Cela s’explique assez intuitivement. Une question historique factuelle peut parfois appeler une réponse directe, à condition que le modèle dispose des bonnes informations. À l’inverse, une interrogation philosophique suppose souvent d’examiner plusieurs interprétations, de définir les termes et de nuancer une conclusion. En algèbre abstraite, il faut souvent manipuler des règles formelles et vérifier plusieurs étapes de raisonnement.
La leçon n’est pas qu’il faudrait éviter les questions difficiles. L’IA est précisément utilisée pour traiter des tâches complexes. Mais elle invite à prendre conscience du fait que l’empreinte environnementale d’un service conversationnel ne se limite pas au nombre de messages envoyés. Deux échanges de même longueur apparente peuvent entraîner des volumes de calcul très différents.
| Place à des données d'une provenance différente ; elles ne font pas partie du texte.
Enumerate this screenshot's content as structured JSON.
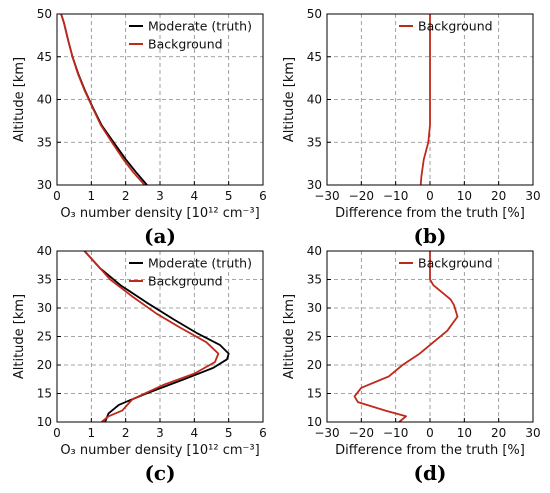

DeepSeek R1 et Qwen 2.5 : deux ordres de grandeur parlants
Pour rendre leurs estimations plus concrètes, les chercheurs ont comparé les émissions associées à un très grand nombre de requêtes. Selon leurs calculs, environ 600 000 questions traitées par DeepSeek R1 pourraient représenter des émissions comparables à celles d’un vol aller-retour entre Londres et New York.
Le contraste est particulièrement marquant avec Qwen 2.5. Ce modèle pourrait répondre à environ 1,9 million de questions pour atteindre un niveau d’émissions comparable, tout en conservant un taux de précision similaire dans le cadre de l’évaluation présentée.
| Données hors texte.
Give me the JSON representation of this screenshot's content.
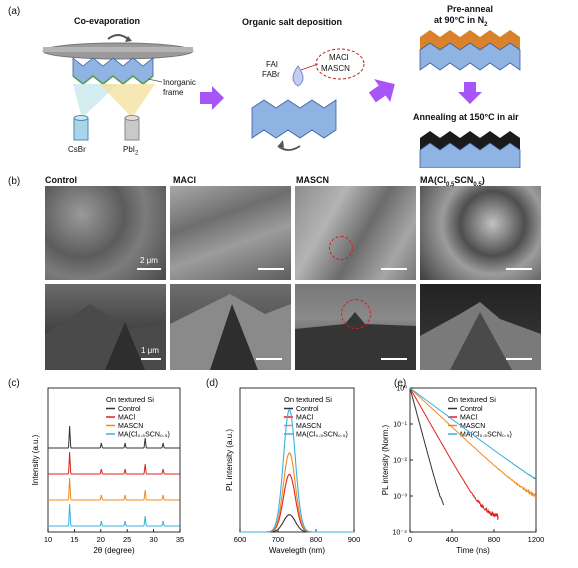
{
  "panel_a": {
    "label": "(a)",
    "step1_title": "Co-evaporation",
    "inorganic_frame": "Inorganic frame",
    "source1": "CsBr",
    "source2_main": "PbI",
    "source2_sub": "2",
    "step2_title": "Organic salt deposition",
    "salt1": "FAI",
    "salt2": "FABr",
    "additive1": "MACl",
    "additive2": "MASCN",
    "step3_line1": "Pre-anneal",
    "step3_line2": "at 90°C in N",
    "step3_sub": "2",
    "step4_title": "Annealing at 150°C in air"
  },
  "panel_b": {
    "label": "(b)",
    "col1": "Control",
    "col2": "MACl",
    "col3": "MASCN",
    "col4_main": "MA(Cl",
    "col4_sub1": "0.5",
    "col4_mid": "SCN",
    "col4_sub2": "0.5",
    "col4_end": ")",
    "scale_top": "2 μm",
    "scale_bottom": "1 μm"
  },
  "panel_c": {
    "label": "(c)"
  },
  "panel_d": {
    "label": "(d)"
  },
  "panel_e": {
    "label": "(e)"
  },
  "colors": {
    "control": "#333333",
    "macl": "#e02020",
    "mascn": "#f08a20",
    "ma": "#3ab0e0",
    "arrow": "#a855f7",
    "film": "#8fb3e3",
    "film_dark": "#3d5d9e",
    "orange_cap": "#d9822b"
  },
  "chart_data": [
    {
      "type": "line",
      "panel": "c",
      "title": "On textured Si",
      "xlabel": "2θ (degree)",
      "ylabel": "Intensity (a.u.)",
      "xlim": [
        10,
        35
      ],
      "xticks": [
        10,
        15,
        20,
        25,
        30,
        35
      ],
      "series": [
        {
          "name": "Control",
          "color": "#333333",
          "peaks": [
            14.1,
            20.1,
            24.6,
            28.4,
            31.8
          ]
        },
        {
          "name": "MACl",
          "color": "#e02020",
          "peaks": [
            14.1,
            20.1,
            24.6,
            28.4,
            31.8
          ]
        },
        {
          "name": "MASCN",
          "color": "#f08a20",
          "peaks": [
            14.1,
            20.1,
            24.6,
            28.4,
            31.8
          ]
        },
        {
          "name": "MA(Cl0.5SCN0.5)",
          "color": "#3ab0e0",
          "peaks": [
            14.1,
            20.1,
            24.6,
            28.4,
            31.8
          ]
        }
      ]
    },
    {
      "type": "line",
      "panel": "d",
      "title": "On textured Si",
      "xlabel": "Wavelegth (nm)",
      "ylabel": "PL intensity (a.u.)",
      "xlim": [
        600,
        900
      ],
      "xticks": [
        600,
        700,
        800,
        900
      ],
      "peak_nm": 730,
      "series": [
        {
          "name": "Control",
          "color": "#333333",
          "peak": 0.12
        },
        {
          "name": "MACl",
          "color": "#e02020",
          "peak": 0.4
        },
        {
          "name": "MASCN",
          "color": "#f08a20",
          "peak": 0.55
        },
        {
          "name": "MA(Cl0.5SCN0.5)",
          "color": "#3ab0e0",
          "peak": 0.85
        }
      ]
    },
    {
      "type": "line",
      "panel": "e",
      "title": "On textured Si",
      "xlabel": "Time (ns)",
      "ylabel": "PL intensity (Norm.)",
      "xlim": [
        0,
        1200
      ],
      "xticks": [
        0,
        400,
        800,
        1200
      ],
      "yscale": "log",
      "ylim": [
        0.0001,
        1
      ],
      "yticks": [
        "10⁻⁴",
        "10⁻³",
        "10⁻²",
        "10⁻¹",
        "10⁰"
      ],
      "series": [
        {
          "name": "Control",
          "color": "#333333",
          "tau": 40,
          "floor": 0.00022,
          "tmax": 320
        },
        {
          "name": "MACl",
          "color": "#e02020",
          "tau": 85,
          "floor": 0.00022,
          "tmax": 840
        },
        {
          "name": "MASCN",
          "color": "#f08a20",
          "tau": 160,
          "floor": 0.00045,
          "tmax": 1200
        },
        {
          "name": "MA(Cl0.5SCN0.5)",
          "color": "#3ab0e0",
          "tau": 200,
          "floor": 0.00045,
          "tmax": 1200
        }
      ]
    }
  ]
}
Ces comparaisons ne doivent pas être lues comme un classement définitif et universel des modèles. Elles dépendent des conditions retenues par l’étude, notamment des systèmes testés, des questions posées et de la méthode d’estimation des émissions. Elles montrent néanmoins qu’à niveau de performance voisin, l’efficacité énergétique peut différer fortement d’une approche à l’autre.
Elles mettent aussi en lumière un enjeu industriel. À mesure que les outils d’IA sont intégrés aux moteurs de recherche, aux logiciels professionnels, aux services clients ou à la création de contenus, une faible différence de consommation par requête peut prendre une ampleur importante une fois multipliée par des millions d’utilisations.
Comment utiliser une IA de façon plus sobre ?
L’étude n’appelle pas à bannir les assistants conversationnels. Elle encourage un usage plus conscient, en réservant les modèles et les modes de raisonnement les plus exigeants aux tâches qui en justifient réellement l’emploi. Pour les utilisateurs, quelques choix simples peuvent contribuer à limiter les calculs inutiles :
- formuler une demande précise afin d’éviter les échanges de clarification superflus ;
- demander une réponse courte lorsqu’une synthèse suffit ;
- ne pas exiger systématiquement un raisonnement détaillé pour une question factuelle ;
- privilégier un modèle adapté à la tâche plutôt que le système le plus puissant par défaut ;
- éviter de relancer plusieurs générations très proches lorsqu’une réponse exploitable a déjà été obtenue.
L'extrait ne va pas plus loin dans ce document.